Jeremy Irons
Jeremy Irons (1948-) b. Cowes, Isle of Wight, England.
Jeremy Irons was educated at Sherborne School in Dorset. A student with the Bristol Old Vic, moved to London in 1971 and made his West End stage debut opposite David Essex as John the Baptist in the rock musical Godspell, and joined the Royal Shakespeare Company. In 1984 he won a Tony award for his Broadway performance in Tom Stoppard’s The Real Thing opposite Glenn Close. His role as Charles Ryder in the acclaimed television adaptation of Evelyn Waugh’s Brideshead Revisited (1981) made him a household name. His film debut came in Nijinsky (1980). In Jerzy Skolimowski’s low-budget Moonlighting (1982) he played a Polish labourer stranded in England during the time of Perestroika in his home country. In 1988 he starred in the dual role of mad twin physicians in David Cronenberg’s Dead Ringers. Irons won a Best Actor Oscar for his witty performance in Reversal of Fortune (1990).
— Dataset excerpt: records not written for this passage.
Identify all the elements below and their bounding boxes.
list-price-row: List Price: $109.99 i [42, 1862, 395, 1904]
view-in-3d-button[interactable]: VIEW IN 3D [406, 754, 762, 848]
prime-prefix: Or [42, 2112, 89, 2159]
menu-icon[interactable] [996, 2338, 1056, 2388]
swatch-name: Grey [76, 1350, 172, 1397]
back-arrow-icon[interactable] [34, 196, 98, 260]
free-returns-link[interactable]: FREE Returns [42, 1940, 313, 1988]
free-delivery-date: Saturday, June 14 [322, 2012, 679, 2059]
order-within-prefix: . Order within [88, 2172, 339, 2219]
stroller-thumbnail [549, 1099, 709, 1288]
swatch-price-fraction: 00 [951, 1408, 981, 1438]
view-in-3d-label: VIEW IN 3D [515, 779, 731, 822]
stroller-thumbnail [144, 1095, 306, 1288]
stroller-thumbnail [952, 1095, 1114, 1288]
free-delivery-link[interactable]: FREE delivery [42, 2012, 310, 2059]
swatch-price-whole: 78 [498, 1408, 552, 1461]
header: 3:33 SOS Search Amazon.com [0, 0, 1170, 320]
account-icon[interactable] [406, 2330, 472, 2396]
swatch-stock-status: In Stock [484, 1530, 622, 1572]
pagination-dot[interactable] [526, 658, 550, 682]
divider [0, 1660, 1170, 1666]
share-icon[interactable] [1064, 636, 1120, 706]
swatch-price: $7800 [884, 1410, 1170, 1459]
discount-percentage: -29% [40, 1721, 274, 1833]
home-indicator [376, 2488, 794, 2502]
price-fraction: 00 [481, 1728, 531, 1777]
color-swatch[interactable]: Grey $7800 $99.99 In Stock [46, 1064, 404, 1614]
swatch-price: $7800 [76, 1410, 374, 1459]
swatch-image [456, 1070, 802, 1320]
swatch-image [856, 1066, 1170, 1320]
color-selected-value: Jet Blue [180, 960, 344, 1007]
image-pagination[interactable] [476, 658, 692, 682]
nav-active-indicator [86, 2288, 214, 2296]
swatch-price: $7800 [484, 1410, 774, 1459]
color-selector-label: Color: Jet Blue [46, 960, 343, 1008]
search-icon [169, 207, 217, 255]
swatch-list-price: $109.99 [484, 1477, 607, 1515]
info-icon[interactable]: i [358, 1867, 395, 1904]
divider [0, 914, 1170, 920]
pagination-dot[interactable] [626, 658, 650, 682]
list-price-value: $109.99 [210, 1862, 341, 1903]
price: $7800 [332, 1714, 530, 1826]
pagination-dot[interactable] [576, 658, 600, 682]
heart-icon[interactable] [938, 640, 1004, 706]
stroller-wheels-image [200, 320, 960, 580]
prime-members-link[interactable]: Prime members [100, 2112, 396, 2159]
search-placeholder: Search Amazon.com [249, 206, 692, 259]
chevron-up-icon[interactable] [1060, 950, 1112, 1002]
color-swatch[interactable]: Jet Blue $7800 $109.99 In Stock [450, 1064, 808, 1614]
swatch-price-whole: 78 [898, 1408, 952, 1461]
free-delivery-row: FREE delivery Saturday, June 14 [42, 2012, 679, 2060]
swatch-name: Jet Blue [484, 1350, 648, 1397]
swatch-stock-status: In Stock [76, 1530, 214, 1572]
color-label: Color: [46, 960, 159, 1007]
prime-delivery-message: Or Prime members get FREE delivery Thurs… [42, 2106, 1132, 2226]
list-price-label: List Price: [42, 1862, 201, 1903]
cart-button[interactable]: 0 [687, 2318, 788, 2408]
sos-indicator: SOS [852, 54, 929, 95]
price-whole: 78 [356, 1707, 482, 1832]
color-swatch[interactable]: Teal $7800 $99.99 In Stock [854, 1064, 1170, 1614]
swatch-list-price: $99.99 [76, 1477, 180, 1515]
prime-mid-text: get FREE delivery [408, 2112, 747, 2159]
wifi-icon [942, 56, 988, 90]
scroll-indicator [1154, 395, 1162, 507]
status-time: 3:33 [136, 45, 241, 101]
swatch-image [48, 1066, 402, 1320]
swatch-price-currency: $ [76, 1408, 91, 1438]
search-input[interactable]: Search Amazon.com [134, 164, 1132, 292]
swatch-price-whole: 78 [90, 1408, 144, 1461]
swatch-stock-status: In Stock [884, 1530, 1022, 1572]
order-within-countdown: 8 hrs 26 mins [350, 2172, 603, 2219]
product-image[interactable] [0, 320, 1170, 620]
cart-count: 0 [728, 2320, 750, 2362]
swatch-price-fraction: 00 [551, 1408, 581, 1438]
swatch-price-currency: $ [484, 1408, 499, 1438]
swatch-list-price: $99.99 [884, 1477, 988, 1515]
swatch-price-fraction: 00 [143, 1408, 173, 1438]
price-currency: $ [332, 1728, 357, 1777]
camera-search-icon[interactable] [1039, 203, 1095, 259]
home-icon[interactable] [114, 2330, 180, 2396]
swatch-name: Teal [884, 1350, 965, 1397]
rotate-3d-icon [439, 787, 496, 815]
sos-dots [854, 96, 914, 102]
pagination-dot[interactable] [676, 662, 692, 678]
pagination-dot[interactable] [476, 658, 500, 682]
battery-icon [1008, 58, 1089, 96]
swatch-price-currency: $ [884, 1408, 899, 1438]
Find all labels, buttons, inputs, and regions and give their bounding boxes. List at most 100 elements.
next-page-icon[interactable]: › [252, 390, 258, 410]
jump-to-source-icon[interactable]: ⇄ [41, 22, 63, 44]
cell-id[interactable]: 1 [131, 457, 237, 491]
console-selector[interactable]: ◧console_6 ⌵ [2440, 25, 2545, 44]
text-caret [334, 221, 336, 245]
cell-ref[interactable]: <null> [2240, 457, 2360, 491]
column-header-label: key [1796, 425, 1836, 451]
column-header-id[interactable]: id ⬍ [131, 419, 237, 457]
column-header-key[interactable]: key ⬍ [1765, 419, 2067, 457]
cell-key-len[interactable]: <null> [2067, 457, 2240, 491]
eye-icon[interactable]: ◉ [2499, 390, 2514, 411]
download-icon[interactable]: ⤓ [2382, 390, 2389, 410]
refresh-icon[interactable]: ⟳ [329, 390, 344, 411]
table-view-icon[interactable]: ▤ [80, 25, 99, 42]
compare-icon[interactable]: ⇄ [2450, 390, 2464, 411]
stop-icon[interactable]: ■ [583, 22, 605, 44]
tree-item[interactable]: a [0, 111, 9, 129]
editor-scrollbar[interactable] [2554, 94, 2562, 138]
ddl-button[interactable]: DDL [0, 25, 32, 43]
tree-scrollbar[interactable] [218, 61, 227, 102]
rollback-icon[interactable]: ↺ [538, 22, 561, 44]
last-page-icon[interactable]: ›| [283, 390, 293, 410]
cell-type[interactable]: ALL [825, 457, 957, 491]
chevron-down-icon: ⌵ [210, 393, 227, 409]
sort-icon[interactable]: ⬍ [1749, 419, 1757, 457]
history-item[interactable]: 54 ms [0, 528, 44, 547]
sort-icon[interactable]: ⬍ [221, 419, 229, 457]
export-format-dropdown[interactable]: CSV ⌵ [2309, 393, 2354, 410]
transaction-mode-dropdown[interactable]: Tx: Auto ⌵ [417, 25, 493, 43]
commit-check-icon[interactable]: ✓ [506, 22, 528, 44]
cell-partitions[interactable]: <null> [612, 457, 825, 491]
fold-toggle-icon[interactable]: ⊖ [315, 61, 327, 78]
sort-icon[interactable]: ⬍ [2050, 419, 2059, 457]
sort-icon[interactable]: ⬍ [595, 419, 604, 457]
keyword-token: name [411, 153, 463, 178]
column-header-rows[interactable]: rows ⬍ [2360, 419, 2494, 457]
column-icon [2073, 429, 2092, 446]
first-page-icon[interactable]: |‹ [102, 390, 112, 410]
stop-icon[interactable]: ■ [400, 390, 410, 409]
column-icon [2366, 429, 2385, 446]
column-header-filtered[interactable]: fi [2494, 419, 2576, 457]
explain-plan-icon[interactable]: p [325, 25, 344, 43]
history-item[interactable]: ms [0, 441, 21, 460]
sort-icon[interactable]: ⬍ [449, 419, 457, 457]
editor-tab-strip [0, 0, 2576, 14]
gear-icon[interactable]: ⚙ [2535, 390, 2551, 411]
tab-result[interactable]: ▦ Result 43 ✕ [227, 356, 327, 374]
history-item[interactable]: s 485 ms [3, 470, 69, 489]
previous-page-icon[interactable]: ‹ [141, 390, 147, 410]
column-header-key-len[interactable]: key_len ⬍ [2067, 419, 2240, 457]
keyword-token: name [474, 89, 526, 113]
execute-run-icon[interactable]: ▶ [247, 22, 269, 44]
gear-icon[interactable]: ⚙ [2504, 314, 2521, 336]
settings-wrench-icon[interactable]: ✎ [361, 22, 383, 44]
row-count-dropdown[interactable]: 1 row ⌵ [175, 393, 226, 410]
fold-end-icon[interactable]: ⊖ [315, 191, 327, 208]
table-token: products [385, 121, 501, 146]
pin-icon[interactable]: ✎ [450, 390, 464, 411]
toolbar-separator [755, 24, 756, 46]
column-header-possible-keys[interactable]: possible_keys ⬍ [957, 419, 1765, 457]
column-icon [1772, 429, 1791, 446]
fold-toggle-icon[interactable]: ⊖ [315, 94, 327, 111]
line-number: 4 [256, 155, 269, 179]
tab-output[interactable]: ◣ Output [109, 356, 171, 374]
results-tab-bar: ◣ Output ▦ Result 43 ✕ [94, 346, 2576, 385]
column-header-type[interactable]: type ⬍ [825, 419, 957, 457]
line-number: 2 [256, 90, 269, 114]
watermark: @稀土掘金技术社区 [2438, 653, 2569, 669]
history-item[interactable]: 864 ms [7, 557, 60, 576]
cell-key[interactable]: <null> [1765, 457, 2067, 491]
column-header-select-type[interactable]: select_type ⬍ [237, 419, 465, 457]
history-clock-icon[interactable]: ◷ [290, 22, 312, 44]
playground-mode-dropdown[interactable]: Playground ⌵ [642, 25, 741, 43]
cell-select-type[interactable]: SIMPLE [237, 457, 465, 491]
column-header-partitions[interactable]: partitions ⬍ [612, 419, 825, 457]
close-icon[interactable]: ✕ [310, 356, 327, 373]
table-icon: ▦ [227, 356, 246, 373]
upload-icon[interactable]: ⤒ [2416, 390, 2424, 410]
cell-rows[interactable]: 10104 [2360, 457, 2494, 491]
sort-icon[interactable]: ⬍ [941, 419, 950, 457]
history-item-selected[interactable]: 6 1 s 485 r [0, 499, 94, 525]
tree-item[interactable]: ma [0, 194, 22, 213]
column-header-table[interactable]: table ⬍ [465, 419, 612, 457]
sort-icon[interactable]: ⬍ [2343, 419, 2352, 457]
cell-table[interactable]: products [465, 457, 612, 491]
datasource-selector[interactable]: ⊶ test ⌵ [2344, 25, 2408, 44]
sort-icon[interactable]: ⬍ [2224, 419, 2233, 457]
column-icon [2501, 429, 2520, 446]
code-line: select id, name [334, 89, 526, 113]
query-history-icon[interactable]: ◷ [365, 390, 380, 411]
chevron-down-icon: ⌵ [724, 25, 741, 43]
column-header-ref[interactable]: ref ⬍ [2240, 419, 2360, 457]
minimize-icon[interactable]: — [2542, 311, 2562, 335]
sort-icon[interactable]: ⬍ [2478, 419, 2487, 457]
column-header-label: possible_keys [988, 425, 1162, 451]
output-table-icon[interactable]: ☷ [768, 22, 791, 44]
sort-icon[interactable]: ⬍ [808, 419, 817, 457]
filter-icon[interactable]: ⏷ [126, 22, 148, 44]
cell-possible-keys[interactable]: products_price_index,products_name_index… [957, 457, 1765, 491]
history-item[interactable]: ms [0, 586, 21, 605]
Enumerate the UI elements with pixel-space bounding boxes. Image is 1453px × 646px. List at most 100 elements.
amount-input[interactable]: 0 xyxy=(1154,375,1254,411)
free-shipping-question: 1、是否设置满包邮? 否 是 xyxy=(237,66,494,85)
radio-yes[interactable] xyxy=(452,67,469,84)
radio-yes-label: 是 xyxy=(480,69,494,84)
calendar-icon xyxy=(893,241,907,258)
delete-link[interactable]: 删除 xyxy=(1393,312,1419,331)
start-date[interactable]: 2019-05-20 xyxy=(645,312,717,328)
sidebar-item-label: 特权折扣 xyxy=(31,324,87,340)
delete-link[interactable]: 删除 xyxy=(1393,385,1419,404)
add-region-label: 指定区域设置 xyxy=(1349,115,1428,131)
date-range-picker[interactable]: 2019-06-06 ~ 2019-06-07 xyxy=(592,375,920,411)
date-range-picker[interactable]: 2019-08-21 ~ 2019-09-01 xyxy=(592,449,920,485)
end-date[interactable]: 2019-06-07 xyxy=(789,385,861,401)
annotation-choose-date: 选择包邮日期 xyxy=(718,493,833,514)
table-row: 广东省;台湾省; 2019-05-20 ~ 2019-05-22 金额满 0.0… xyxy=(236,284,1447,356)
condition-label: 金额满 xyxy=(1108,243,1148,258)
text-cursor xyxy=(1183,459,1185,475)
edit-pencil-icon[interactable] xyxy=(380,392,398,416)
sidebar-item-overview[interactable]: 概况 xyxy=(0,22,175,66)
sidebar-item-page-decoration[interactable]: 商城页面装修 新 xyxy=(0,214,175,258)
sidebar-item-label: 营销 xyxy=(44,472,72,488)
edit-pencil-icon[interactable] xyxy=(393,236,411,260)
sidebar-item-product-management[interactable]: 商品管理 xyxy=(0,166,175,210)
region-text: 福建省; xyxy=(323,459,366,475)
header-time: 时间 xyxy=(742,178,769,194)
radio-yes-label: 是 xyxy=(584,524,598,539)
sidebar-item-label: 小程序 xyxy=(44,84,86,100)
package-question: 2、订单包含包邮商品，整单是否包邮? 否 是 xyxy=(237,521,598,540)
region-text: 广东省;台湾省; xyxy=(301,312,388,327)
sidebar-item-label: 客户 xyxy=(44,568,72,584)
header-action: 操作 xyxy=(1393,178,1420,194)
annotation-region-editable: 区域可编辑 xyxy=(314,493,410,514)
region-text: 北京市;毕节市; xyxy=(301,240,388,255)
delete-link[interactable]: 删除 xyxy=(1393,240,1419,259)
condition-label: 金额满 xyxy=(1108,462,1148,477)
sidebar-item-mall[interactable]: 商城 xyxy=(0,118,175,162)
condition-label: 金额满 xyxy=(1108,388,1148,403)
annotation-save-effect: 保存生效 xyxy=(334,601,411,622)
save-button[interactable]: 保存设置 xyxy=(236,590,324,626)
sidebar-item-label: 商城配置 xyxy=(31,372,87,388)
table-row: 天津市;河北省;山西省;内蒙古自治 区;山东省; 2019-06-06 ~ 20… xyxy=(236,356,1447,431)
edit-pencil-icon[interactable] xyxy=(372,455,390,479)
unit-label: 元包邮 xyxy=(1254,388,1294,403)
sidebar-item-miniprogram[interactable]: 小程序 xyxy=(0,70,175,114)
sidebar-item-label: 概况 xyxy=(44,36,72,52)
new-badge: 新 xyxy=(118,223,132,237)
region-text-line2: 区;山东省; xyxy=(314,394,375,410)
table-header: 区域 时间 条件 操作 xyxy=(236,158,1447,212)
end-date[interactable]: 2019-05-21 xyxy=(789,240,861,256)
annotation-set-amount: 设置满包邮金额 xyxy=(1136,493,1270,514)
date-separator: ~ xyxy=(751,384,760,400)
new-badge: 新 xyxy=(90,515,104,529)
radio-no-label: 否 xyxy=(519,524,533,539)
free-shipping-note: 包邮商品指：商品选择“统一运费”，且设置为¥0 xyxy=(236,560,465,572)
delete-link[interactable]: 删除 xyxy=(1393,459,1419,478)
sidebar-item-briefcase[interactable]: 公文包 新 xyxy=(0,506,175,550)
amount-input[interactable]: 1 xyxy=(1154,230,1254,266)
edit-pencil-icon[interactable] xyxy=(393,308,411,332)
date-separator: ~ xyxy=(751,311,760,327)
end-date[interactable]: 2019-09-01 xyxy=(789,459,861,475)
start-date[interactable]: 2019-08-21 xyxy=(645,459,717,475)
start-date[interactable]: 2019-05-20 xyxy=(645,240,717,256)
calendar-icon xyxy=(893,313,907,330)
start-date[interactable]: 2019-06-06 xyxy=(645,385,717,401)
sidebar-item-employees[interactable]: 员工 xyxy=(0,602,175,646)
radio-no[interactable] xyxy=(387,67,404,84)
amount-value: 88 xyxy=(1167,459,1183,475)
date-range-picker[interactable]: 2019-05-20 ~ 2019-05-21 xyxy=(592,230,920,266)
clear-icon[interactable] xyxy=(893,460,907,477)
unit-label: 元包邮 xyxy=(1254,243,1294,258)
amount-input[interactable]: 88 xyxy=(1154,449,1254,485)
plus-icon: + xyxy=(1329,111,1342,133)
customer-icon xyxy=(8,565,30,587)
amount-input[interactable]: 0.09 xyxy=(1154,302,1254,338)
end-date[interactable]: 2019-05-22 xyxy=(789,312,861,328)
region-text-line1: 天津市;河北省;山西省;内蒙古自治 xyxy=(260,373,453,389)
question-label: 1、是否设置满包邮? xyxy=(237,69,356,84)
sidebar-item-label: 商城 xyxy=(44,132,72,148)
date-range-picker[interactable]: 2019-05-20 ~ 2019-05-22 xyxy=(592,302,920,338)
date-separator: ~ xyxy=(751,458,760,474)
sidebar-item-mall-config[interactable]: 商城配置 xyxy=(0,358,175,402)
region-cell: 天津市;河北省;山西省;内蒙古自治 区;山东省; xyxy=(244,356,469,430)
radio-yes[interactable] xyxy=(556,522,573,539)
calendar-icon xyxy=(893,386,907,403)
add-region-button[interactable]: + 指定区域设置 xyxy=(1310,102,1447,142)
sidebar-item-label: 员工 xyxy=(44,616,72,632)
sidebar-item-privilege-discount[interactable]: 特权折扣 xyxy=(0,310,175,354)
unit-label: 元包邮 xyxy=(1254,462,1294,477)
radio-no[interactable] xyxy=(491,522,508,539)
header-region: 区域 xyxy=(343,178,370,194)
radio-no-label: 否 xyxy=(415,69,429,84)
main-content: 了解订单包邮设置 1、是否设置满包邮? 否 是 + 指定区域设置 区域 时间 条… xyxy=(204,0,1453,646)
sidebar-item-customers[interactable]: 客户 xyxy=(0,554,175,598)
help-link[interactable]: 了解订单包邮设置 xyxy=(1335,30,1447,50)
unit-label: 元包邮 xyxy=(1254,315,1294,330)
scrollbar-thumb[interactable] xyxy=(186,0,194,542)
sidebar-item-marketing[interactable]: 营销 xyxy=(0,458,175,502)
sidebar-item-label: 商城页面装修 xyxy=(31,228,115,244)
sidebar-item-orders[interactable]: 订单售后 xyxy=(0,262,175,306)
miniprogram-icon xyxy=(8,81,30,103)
In Louis Malle’s Damage (1992), based on the novel by Josephine Hart, Irons played a British government official who falls madly in love with sons his latest flame. He then appeared in a couple of dismal Hollywood blockbusters; the third in the Bruce Willis Die Hard series, Die Hard: With a Vengeance (1995) and the Leonardo DiCaprio vehicle The Man in the Iron Mask (1998). After appearing as Humbert Humbert in Adrian Lyne’s controversial remake of Vladimir Nabokov’s Lolita (1987), Irons has appeared in a mixture of TV dramas, art-house films and the occasional blockbuster like Ridley Scott’s Kingdom of Heaven (2005). He is married to Irish actress Sinéad Cusack.